C'è però una sfida più grande da vincere e questa a livello mondiale, visto che come ci mostra il grafico a fondo pagina, non importa che tu sia nato in America o in Tunisia, se sei giovane oggi le prospettive di lavoro sono a dir poco deludenti, stando all'ultimo studio della Banca mondiale. Attraverso nazioni e continenti, i giovani tra i 15 e i 29 anni hanno il doppio della possibilità degli adulti di essere disoccupati, tanto che stando a calcoli dell'istituto il mondo dovrà creare 600 milioni di posti di lavoro nei prossimi dieci anni, 5 milioni al mese, solo per prevenire un possibile peggioramento della situazione attuale. Stando al report realizzato in collaborazione con la International Labor Organization e la Youth Business International, i lavoratori più giovani sono stati anche quelli maggiormente colpiti dalla crisi finanziaria e della recessione globale, visto che la debolezza strutturale del mercato del lavoro ha riservato loro soltanto occupazioni temporanee, spesso senza prospettive e quasi sempre senza protezioni sociali di alcun genere: il tasso di disoccupazione giovanile per quest'anno è atteso al 13,1% contro il 4,5% degli adulti, stando a elaborazioni Ilo. 

Stando all'analisi contenuta nel rapporto dal titolo "Toward solutions for youth unemployment", i datori di lavoro a livello globale non cercano solo capacità tecniche o accademiche, ma anche lavoratori che siano aperti, responsabili e organizzati, ponendo l'attenzione al fatto che spesso i giovani lavoratori sono troppo o troppo poco qualificati. «Nelle economie emergenti che stanno diventando progressivamente sempre più basate sui servizi, i datori di lavoro trovano una popolazione di forza lavoro che manca delle abilità necessarie, mentre altrove il problema è che molti disoccupati sono in possesso di un grado di educazione molto elevato, ma il mercato richiede competenze diverse, spesso tecniche o vocazionali», scrive la Banca mondiale.

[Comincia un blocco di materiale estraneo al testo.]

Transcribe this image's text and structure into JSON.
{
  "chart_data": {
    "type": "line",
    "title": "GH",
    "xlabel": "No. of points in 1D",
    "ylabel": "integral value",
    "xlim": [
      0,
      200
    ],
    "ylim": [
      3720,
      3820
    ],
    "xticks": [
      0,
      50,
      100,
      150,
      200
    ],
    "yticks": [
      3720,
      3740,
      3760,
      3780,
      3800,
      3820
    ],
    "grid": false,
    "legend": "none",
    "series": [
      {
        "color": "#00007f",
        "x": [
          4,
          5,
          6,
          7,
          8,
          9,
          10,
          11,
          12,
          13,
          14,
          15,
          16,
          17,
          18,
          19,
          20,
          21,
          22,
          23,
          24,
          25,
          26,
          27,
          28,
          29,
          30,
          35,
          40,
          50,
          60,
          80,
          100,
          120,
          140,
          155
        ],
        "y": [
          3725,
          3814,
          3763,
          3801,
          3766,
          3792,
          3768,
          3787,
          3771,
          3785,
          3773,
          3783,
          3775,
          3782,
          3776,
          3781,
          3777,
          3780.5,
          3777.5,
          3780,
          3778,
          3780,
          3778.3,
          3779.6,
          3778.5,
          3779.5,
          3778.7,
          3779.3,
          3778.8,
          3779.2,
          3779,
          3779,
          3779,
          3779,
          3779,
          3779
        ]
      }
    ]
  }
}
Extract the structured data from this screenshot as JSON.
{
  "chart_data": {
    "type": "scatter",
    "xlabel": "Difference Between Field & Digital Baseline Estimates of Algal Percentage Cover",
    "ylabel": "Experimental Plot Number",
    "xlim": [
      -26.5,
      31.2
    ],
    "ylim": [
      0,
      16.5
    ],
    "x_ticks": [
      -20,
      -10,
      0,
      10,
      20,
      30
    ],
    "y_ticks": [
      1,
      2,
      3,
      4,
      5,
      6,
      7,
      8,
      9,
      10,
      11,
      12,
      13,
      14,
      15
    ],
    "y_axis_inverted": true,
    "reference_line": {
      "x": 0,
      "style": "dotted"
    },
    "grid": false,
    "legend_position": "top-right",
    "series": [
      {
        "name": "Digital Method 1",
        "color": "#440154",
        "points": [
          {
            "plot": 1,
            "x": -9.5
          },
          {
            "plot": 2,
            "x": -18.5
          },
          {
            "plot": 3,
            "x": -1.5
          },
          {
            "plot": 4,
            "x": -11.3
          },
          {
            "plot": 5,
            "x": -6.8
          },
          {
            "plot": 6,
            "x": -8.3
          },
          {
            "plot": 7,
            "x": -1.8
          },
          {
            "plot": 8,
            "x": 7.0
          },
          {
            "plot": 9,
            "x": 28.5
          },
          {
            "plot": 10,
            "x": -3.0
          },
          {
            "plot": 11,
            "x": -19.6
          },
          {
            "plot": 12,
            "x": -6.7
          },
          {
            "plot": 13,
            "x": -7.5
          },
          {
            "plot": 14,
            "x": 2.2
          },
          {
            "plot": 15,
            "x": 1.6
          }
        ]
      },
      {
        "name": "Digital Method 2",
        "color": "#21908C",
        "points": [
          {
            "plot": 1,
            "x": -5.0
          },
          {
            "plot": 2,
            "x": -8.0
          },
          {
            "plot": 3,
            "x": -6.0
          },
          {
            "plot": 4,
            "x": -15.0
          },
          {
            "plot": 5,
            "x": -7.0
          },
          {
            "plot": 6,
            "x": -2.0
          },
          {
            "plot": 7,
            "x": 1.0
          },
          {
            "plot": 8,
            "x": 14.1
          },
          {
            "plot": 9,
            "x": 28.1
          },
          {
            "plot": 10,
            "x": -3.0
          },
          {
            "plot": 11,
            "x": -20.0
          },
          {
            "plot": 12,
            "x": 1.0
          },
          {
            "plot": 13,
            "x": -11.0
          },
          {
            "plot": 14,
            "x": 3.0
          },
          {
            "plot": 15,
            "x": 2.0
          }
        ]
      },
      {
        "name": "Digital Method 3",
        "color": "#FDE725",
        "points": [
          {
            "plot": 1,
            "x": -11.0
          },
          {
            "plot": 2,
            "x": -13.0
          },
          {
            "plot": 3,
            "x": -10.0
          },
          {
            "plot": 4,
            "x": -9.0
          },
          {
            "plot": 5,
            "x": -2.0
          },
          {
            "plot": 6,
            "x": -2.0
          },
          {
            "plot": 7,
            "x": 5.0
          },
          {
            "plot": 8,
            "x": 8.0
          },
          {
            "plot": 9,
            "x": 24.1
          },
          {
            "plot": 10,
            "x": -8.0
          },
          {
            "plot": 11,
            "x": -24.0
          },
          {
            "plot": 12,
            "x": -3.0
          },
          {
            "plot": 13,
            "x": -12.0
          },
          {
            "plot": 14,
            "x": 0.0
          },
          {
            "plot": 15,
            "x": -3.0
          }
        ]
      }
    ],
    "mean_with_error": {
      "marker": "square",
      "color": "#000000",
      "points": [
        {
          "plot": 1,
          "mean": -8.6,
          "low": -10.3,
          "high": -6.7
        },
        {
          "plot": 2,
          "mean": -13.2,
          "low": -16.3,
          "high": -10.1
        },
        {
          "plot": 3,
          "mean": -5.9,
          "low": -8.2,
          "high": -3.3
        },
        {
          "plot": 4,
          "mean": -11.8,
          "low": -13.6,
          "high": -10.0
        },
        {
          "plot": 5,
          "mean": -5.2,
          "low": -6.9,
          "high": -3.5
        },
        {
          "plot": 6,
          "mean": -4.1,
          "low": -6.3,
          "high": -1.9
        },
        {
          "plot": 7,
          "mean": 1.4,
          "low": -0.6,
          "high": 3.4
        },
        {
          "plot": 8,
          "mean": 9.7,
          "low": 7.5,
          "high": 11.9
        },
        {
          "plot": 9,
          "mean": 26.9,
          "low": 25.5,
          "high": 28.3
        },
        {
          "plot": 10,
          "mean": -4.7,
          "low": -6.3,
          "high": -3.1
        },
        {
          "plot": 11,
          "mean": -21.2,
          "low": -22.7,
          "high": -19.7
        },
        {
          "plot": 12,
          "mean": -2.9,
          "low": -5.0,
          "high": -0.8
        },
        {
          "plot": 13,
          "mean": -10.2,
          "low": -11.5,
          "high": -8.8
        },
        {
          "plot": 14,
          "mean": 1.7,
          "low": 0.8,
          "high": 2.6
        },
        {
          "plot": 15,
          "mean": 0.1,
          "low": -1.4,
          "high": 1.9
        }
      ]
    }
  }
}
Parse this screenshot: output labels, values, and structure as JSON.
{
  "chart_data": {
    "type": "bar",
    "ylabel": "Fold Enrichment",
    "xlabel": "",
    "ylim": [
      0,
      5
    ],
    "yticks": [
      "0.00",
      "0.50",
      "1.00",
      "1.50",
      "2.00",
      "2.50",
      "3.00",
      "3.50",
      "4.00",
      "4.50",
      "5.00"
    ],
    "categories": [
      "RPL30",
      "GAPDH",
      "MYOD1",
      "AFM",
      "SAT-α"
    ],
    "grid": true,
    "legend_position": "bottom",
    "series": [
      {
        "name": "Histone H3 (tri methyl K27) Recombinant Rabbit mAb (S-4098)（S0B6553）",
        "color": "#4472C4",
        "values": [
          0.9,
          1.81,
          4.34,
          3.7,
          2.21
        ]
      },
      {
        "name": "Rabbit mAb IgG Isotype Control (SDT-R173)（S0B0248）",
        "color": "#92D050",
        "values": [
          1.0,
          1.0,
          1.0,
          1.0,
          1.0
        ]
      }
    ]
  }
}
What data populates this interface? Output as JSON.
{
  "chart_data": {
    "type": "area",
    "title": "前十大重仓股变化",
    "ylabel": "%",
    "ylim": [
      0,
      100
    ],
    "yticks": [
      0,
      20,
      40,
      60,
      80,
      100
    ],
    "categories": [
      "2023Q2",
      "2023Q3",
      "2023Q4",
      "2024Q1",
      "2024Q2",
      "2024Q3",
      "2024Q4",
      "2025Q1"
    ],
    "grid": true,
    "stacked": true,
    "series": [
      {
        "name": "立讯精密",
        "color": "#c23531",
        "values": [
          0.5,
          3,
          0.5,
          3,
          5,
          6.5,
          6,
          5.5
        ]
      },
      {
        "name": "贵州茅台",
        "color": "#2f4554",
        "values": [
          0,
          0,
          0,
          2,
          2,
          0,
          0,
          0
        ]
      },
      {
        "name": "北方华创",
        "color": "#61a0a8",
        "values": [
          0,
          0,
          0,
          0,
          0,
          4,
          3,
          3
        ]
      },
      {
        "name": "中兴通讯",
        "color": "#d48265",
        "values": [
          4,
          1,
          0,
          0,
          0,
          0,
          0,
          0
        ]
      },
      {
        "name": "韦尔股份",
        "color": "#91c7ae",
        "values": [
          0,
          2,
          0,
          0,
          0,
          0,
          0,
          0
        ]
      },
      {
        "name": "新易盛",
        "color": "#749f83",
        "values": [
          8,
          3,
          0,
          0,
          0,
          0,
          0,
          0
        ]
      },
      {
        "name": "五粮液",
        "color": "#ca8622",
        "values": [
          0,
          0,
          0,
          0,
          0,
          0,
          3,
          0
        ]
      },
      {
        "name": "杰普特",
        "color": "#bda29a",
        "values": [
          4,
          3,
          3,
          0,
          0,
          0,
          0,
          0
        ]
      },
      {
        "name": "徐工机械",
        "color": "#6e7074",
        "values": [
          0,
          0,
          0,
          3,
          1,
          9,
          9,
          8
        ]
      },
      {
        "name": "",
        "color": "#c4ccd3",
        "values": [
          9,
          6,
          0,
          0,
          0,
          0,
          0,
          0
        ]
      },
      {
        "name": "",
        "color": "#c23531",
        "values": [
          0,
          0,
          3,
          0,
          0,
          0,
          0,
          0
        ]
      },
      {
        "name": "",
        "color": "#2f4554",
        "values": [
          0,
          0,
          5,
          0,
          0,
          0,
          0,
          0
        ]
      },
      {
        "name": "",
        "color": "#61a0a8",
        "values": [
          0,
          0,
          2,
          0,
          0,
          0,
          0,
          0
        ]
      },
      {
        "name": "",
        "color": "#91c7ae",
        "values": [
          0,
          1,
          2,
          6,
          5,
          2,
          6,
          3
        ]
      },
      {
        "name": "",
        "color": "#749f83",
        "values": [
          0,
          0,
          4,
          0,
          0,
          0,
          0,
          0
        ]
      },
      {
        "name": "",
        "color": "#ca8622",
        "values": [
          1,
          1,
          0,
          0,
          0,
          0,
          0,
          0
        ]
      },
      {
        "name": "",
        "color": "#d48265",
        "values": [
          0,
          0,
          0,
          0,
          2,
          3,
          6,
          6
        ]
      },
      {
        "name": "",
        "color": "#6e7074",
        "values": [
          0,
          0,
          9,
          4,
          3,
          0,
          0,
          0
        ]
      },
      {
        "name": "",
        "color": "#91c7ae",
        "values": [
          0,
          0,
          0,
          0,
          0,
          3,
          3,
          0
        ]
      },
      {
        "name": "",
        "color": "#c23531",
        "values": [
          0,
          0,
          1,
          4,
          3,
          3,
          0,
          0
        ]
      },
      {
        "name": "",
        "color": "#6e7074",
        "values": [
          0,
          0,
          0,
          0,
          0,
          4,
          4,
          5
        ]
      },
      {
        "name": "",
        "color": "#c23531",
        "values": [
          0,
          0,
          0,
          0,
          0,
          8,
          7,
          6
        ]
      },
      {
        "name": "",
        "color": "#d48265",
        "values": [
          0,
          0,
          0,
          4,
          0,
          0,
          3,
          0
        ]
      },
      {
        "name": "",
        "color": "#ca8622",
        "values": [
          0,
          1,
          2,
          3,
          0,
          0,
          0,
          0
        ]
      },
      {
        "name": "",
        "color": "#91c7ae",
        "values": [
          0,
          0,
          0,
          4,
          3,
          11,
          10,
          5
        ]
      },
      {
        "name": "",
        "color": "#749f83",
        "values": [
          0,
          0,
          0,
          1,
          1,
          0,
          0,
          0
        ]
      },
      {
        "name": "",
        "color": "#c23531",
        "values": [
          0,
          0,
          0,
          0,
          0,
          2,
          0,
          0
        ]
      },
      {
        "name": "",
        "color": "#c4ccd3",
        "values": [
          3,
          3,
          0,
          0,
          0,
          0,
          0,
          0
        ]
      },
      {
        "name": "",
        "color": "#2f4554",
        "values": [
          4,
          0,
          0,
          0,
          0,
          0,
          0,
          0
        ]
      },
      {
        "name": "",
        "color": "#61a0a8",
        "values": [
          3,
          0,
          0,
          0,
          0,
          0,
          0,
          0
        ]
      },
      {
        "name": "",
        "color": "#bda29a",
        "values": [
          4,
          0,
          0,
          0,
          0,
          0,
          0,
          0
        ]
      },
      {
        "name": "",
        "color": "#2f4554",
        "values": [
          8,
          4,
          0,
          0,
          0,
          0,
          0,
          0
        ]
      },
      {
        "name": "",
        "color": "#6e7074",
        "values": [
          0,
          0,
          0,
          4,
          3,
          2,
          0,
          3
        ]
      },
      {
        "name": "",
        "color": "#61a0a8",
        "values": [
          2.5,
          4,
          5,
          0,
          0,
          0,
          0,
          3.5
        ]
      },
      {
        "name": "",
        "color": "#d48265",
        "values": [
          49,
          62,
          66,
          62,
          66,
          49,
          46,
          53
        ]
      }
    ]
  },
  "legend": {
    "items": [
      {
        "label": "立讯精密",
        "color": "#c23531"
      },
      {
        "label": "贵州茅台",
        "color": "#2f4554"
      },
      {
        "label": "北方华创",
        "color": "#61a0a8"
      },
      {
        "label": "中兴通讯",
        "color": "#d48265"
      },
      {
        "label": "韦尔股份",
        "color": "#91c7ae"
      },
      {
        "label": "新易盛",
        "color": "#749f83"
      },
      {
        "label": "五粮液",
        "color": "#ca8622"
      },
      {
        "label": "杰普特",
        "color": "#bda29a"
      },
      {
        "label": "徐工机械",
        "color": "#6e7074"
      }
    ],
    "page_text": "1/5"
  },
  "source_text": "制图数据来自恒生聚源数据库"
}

Il problema però è enorme, perché in gioco c'è il futuro dell'economia globale, visto che schiere sempre maggiori di giovani senza lavoro e senza stipendio formano eserciti di milioni di nuovi e potenziali poveri, ma il problema è anche un altro. Ovvero, ritardando il loro ingresso nella forza lavoro o accettando lavori a bassa retribuzione, i giovani rischiano di limitare il loro potenziale di guadagno nel corso della vita lavorativa. Più prosaicamente, poi, se i giovani non lavorano, non pagano le tasse ai governi e non acquistano i beni che il mercato vuole vendere: insomma, il mondo sta scherzando con il fuoco del suo futuro. 

Per concludere, la Banca mondiale sottolinea che «i costi sociali stanno già oggi salendo, ciò che stiamo vedendo è una generazione in totale crisi economica e senza prospettive. Non dare risposte potrebbe non solo creare un danno all'economia ma anche alimentare estremismo giovanile, rivolte sociali e tensioni etniche». Insomma, se siamo furbi cominciano a guardare meno a Borsa e finanza e torniamo al lavoro, la vera base di una società giusta e sostenibile nella crescita. Prima che sia tardi.